In a personal statement, the victim said: “These crimes made me question myself. Why was it me? Was I a homosexual? The shame made me not tell anyone, the first time I spoke about it was in December 2017 to the police. The shame came out in alcohol abuse and the way I treated girls, until I met my wife.”

Judge Steven Everett said: “He was regarded as a man of God and was wholly trusted. He was put in a position where he could get away with what he wanted – he certainly has never said sorry to the victim.”

Speaking after the case, a spokesperson for the Diocese of Chester said: “We offer an unreserved apology to the survivor.

“He has shown bravery and courage to share his experiences with the police and we acknowledge how difficult and distressing this must have been for him. The Diocese of Chester has provided full co-operation with the police throughout the current investigation and anyone affected by today’s news should contact the Diocesan Safeguarding Adviser.

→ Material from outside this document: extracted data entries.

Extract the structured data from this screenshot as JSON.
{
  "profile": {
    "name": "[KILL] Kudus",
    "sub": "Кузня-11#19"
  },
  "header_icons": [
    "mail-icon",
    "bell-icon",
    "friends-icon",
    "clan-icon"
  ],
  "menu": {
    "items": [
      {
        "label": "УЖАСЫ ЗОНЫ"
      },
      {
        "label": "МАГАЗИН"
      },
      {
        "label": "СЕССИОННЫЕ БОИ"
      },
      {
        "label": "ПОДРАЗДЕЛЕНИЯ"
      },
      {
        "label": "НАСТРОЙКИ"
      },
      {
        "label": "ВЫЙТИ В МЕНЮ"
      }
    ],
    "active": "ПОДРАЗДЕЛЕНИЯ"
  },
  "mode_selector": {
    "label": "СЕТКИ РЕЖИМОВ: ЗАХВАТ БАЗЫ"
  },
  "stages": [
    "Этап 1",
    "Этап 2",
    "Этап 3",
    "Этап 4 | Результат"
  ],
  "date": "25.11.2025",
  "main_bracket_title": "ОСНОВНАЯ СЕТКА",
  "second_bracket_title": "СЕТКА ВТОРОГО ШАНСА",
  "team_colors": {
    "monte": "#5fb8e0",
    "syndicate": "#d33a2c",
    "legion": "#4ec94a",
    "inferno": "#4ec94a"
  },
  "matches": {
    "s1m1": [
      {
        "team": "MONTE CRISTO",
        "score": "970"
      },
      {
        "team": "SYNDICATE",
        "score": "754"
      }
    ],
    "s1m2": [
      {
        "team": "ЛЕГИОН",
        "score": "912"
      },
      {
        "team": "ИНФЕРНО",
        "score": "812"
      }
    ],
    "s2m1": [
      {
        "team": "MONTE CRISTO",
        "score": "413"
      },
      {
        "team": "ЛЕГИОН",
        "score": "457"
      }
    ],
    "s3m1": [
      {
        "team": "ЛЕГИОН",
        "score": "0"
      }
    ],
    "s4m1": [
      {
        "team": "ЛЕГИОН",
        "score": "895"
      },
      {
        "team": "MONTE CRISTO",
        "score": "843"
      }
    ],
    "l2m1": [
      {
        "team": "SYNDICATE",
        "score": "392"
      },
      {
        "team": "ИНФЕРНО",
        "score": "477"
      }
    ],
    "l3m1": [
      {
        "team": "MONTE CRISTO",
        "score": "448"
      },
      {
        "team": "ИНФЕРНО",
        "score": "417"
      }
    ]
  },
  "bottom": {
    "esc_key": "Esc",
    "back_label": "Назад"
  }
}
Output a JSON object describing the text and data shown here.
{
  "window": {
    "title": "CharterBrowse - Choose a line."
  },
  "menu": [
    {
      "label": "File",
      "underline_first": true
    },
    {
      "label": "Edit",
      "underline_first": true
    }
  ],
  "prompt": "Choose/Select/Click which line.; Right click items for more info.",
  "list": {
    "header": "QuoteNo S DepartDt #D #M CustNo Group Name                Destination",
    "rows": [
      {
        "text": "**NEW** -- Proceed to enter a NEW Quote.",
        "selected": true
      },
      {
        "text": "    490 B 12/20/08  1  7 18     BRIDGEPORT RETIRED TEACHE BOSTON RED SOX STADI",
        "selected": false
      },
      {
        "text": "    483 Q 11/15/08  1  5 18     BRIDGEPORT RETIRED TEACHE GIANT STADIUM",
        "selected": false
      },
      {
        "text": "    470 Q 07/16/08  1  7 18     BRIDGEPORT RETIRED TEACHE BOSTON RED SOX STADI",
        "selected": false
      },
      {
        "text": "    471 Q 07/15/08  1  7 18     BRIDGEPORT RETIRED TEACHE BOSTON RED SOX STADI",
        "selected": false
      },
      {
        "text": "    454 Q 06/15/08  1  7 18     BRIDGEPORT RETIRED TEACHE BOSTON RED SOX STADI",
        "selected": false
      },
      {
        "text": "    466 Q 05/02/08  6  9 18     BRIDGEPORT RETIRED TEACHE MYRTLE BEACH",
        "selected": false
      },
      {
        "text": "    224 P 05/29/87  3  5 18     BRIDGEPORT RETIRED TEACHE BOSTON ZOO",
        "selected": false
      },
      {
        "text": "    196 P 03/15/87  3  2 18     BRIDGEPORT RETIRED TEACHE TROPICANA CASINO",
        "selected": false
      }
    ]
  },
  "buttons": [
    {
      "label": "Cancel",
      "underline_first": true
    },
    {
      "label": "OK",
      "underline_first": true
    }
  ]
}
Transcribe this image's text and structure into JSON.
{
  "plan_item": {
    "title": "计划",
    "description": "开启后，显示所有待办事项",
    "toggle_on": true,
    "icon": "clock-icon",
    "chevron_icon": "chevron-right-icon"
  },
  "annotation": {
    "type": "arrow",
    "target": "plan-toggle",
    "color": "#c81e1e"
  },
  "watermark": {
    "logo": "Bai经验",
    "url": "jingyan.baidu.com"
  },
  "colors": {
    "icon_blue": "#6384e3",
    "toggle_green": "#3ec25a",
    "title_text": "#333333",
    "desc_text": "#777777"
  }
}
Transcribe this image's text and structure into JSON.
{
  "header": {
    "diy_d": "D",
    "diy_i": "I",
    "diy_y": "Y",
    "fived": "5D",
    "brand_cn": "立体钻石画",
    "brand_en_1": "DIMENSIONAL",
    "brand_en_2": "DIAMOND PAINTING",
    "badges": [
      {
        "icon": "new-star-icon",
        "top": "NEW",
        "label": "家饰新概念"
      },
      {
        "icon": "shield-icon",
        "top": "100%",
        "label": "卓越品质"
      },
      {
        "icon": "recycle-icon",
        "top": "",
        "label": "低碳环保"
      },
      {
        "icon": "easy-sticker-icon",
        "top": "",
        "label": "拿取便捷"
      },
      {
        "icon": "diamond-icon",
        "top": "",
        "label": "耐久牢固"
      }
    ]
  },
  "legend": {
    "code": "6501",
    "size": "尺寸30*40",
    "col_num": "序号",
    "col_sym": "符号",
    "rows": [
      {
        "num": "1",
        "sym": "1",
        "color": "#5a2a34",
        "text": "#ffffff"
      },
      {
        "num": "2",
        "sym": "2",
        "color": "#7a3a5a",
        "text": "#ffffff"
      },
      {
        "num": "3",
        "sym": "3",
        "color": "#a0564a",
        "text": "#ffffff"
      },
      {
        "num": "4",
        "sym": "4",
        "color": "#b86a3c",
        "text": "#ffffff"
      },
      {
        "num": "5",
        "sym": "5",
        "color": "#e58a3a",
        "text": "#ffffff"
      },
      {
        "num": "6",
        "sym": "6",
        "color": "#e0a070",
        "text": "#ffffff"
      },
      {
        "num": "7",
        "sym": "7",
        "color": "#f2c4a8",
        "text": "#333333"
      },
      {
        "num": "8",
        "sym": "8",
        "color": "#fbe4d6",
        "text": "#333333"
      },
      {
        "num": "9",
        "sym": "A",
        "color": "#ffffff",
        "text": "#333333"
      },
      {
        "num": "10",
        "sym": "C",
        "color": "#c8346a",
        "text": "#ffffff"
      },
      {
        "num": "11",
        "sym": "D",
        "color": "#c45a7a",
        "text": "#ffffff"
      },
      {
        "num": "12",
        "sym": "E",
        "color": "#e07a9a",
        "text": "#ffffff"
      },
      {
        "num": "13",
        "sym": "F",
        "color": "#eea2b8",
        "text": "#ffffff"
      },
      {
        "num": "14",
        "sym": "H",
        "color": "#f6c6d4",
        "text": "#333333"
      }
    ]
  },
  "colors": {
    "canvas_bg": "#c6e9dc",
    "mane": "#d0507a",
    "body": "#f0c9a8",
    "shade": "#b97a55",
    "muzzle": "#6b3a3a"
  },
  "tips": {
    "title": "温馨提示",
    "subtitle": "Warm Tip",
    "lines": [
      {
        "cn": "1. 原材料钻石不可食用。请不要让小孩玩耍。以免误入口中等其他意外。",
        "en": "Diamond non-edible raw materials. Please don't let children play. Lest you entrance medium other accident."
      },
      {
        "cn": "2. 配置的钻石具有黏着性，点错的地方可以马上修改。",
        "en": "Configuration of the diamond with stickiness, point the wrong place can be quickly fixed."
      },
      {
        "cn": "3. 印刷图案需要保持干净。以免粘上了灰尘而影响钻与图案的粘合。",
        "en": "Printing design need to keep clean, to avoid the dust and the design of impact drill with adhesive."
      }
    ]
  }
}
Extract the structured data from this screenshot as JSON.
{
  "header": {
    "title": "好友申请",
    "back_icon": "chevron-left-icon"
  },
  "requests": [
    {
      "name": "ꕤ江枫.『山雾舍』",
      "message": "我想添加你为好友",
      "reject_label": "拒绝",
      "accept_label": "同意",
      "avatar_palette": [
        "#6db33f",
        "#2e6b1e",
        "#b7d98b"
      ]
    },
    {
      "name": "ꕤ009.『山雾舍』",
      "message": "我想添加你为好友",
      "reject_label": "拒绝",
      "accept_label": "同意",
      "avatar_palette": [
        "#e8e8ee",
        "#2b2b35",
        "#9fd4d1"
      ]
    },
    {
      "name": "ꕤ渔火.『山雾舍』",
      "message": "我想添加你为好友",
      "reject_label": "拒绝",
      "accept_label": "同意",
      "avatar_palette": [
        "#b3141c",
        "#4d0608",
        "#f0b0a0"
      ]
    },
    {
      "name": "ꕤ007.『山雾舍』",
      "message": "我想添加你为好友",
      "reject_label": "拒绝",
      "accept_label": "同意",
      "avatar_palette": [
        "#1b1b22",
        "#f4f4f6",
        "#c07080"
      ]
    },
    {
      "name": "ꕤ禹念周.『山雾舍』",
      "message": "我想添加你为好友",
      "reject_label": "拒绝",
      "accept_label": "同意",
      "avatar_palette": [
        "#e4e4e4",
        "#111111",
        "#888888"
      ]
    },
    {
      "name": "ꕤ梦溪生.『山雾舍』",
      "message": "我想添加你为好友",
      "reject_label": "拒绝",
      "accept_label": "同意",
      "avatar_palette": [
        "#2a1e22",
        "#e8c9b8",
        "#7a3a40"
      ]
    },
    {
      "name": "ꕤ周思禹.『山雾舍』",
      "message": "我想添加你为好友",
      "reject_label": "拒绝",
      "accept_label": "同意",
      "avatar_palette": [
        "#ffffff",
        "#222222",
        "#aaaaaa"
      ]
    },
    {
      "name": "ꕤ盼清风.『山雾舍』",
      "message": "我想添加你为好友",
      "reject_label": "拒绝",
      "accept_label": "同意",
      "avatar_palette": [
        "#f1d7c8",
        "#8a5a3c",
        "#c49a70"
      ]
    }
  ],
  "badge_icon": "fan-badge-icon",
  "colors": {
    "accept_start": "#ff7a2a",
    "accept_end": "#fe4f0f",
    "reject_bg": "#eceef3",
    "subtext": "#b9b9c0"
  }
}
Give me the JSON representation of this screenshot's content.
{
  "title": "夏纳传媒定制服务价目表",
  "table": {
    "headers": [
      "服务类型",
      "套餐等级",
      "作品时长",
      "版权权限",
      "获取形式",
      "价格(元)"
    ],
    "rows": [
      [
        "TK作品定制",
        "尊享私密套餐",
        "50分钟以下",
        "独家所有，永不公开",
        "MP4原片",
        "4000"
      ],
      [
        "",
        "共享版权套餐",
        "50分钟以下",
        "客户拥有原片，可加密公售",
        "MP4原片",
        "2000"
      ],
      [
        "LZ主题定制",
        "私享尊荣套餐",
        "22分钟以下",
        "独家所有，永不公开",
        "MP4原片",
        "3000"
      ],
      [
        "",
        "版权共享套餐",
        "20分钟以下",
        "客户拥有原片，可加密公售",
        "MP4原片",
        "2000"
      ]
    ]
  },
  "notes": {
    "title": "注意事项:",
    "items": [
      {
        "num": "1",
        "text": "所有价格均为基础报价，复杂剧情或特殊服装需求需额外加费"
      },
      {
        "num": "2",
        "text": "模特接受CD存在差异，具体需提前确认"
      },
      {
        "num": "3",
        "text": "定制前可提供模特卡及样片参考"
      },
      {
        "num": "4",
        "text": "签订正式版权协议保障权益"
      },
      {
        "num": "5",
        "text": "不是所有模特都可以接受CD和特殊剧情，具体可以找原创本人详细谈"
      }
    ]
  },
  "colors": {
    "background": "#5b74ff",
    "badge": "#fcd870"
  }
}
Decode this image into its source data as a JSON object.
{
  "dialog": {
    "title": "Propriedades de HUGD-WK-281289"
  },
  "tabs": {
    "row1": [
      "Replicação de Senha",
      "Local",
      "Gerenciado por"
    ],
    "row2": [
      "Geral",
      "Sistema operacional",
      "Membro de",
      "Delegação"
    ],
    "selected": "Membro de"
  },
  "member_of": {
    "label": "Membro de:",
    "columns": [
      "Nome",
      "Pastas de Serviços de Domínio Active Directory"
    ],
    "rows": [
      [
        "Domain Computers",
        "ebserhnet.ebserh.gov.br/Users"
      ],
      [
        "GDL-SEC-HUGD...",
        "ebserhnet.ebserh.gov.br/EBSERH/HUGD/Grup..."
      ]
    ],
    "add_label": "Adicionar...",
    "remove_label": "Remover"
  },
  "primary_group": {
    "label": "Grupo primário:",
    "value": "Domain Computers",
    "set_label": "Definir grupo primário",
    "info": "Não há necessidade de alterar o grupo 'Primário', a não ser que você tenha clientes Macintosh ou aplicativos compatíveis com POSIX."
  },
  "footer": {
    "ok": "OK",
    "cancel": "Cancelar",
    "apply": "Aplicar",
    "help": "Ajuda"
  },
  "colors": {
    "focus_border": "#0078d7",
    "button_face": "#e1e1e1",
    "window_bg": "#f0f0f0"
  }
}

“Information brought to light to the church in 2009, if acted upon then, may have led to the police bringing a prosecution against Gordon Dickenson much sooner. The Diocese apologises for not acting on this information in 2009. A review will now be conducted into the handling of the case, to identify where any failures in procedures arose and what lessons can be learned.”

Dickenson will be sentenced later this month at Liverpool Crown Court.